Re: rewind_stack_do_exit + KASAN incompatibility

From: Andy Lutomirski
Date: Thu Aug 23 2018 - 17:23:07 EST


On Thu, Aug 23, 2018 at 1:59 PM, Jann Horn <jannh@xxxxxxxxxx> wrote:
> Some while back (commit 2deb4be28077 ("x86/dumpstack: When OOPSing,
> rewind the stack before do_exit()")), Andy added
> rewind_stack_do_exit(), which is used in kernel oops handling to
> discard the current stack contents and reset the stack pointer,
> ensuring that the whole kernel stack is available for do_exit().
> However, this code isn't integrated with KASAN.
>
> Sometimes, when ASAN enters a function, it poisons parts of the
> newly-allocated stack frame; on function exit, it un-poisons that
> memory.
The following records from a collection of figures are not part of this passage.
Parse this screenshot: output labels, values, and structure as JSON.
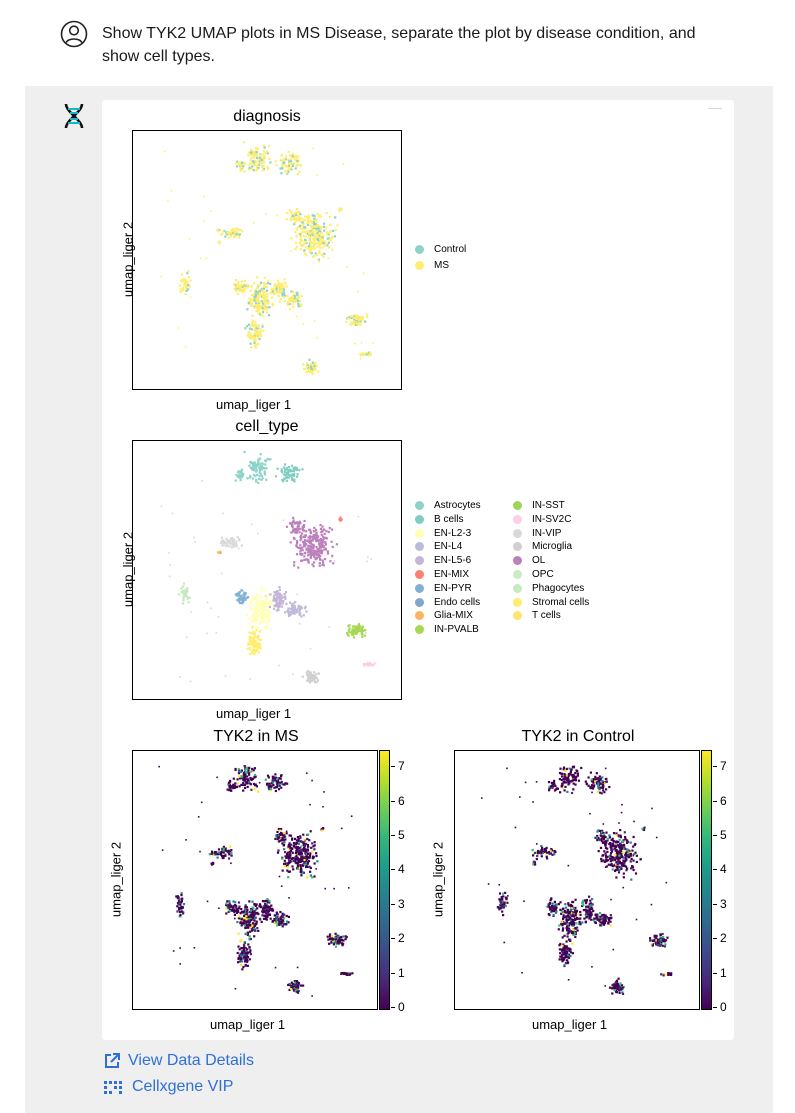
{
  "user_message": {
    "text": "Show TYK2 UMAP plots in MS Disease, separate the plot by disease condition, and show cell types."
  },
  "plots": {
    "diagnosis": {
      "title": "diagnosis",
      "xlabel": "umap_liger 1",
      "ylabel": "umap_liger 2",
      "legend": [
        {
          "label": "Control",
          "color": "#8dd3c7"
        },
        {
          "label": "MS",
          "color": "#ffed6f"
        }
      ]
    },
    "cell_type": {
      "title": "cell_type",
      "xlabel": "umap_liger 1",
      "ylabel": "umap_liger 2",
      "legend": [
        {
          "label": "Astrocytes",
          "color": "#8dd3c7"
        },
        {
          "label": "B cells",
          "color": "#80cdc1"
        },
        {
          "label": "EN-L2-3",
          "color": "#ffffb3"
        },
        {
          "label": "EN-L4",
          "color": "#bebada"
        },
        {
          "label": "EN-L5-6",
          "color": "#c2b5d6"
        },
        {
          "label": "EN-MIX",
          "color": "#fb8072"
        },
        {
          "label": "EN-PYR",
          "color": "#80b1d3"
        },
        {
          "label": "Endo cells",
          "color": "#7fa8cc"
        },
        {
          "label": "Glia-MIX",
          "color": "#fdb462"
        },
        {
          "label": "IN-PVALB",
          "color": "#a6d854"
        },
        {
          "label": "IN-SST",
          "color": "#9fd45a"
        },
        {
          "label": "IN-SV2C",
          "color": "#fccde5"
        },
        {
          "label": "IN-VIP",
          "color": "#d9d9d9"
        },
        {
          "label": "Microglia",
          "color": "#cfcfcf"
        },
        {
          "label": "OL",
          "color": "#bc80bd"
        },
        {
          "label": "OPC",
          "color": "#ccebc5"
        },
        {
          "label": "Phagocytes",
          "color": "#c7e9c0"
        },
        {
          "label": "Stromal cells",
          "color": "#ffed6f"
        },
        {
          "label": "T cells",
          "color": "#ffe36b"
        }
      ]
    },
    "tyk2_ms": {
      "title": "TYK2 in MS",
      "xlabel": "umap_liger 1",
      "ylabel": "umap_liger 2"
    },
    "tyk2_control": {
      "title": "TYK2 in Control",
      "xlabel": "umap_liger 1",
      "ylabel": "umap_liger 2"
    },
    "colorbar_ticks": [
      "7",
      "6",
      "5",
      "4",
      "3",
      "2",
      "1",
      "0"
    ]
  },
  "links": {
    "view_data": "View Data Details",
    "cellxgene": "Cellxgene VIP"
  },
  "chart_data": [
    {
      "type": "scatter",
      "title": "diagnosis",
      "xlabel": "umap_liger 1",
      "ylabel": "umap_liger 2",
      "series": [
        {
          "name": "Control",
          "color": "#8dd3c7"
        },
        {
          "name": "MS",
          "color": "#ffed6f"
        }
      ],
      "legend": "right"
    },
    {
      "type": "scatter",
      "title": "cell_type",
      "xlabel": "umap_liger 1",
      "ylabel": "umap_liger 2",
      "legend": "right"
    },
    {
      "type": "scatter",
      "title": "TYK2 in MS",
      "xlabel": "umap_liger 1",
      "ylabel": "umap_liger 2",
      "colorbar_range": [
        0,
        7.5
      ],
      "colormap": "viridis"
    },
    {
      "type": "scatter",
      "title": "TYK2 in Control",
      "xlabel": "umap_liger 1",
      "ylabel": "umap_liger 2",
      "colorbar_range": [
        0,
        7.5
      ],
      "colormap": "viridis"
    }
  ]
}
ASAN does not, in general, unpoison stack memory on function
> entry; instead, it is assumed that unallocated stack memory is not
> poisoned.
>
> This means that after rewind_stack_do_exit() has rewound the stack,
> random parts of the stack are left poisoned, and when you try to
> access those, KASAN spews random false-positives. I'm currently
> working on adding some new kernel code, including an LKDTM testcase,
> and running that testcase generated the following spew - the first
> oops is intended, but the KASAN report after it is, from what I can
> tell, garbage.
>
> I'm not very familiar with KASAN internals, but I think a call to
> kasan_unpoison_task_stack(current) in the right place should solve the
> issue. I'm not entirely sure about where the call should be coming
> from - probably from inside rewind_stack_do_exit()? But I'm not sure
> whether it's possible to do this after rewinding the stack pointer
> (which would require kasan_unpoison_task_stack(), including all
> callees, to be uninstrumented), or whether it would have to happen
> before rewinding the stack pointer.

Looking at the KASAN code, it looks like the whole file full of those
helpers is uninstrumented, so you should be able to do it however you
like. The easiest way may be to copy this into rewind_stack_do_exit
from wakeup_64.S:

#ifdef CONFIG_KASAN
/*
* The suspend path may have poisoned some areas deeper in the stack,
* which we now need to unpoison.
*/
movq %rsp, %rdi
call kasan_unpoison_task_stack_below
#endif

except you'd change the comment.

--Andy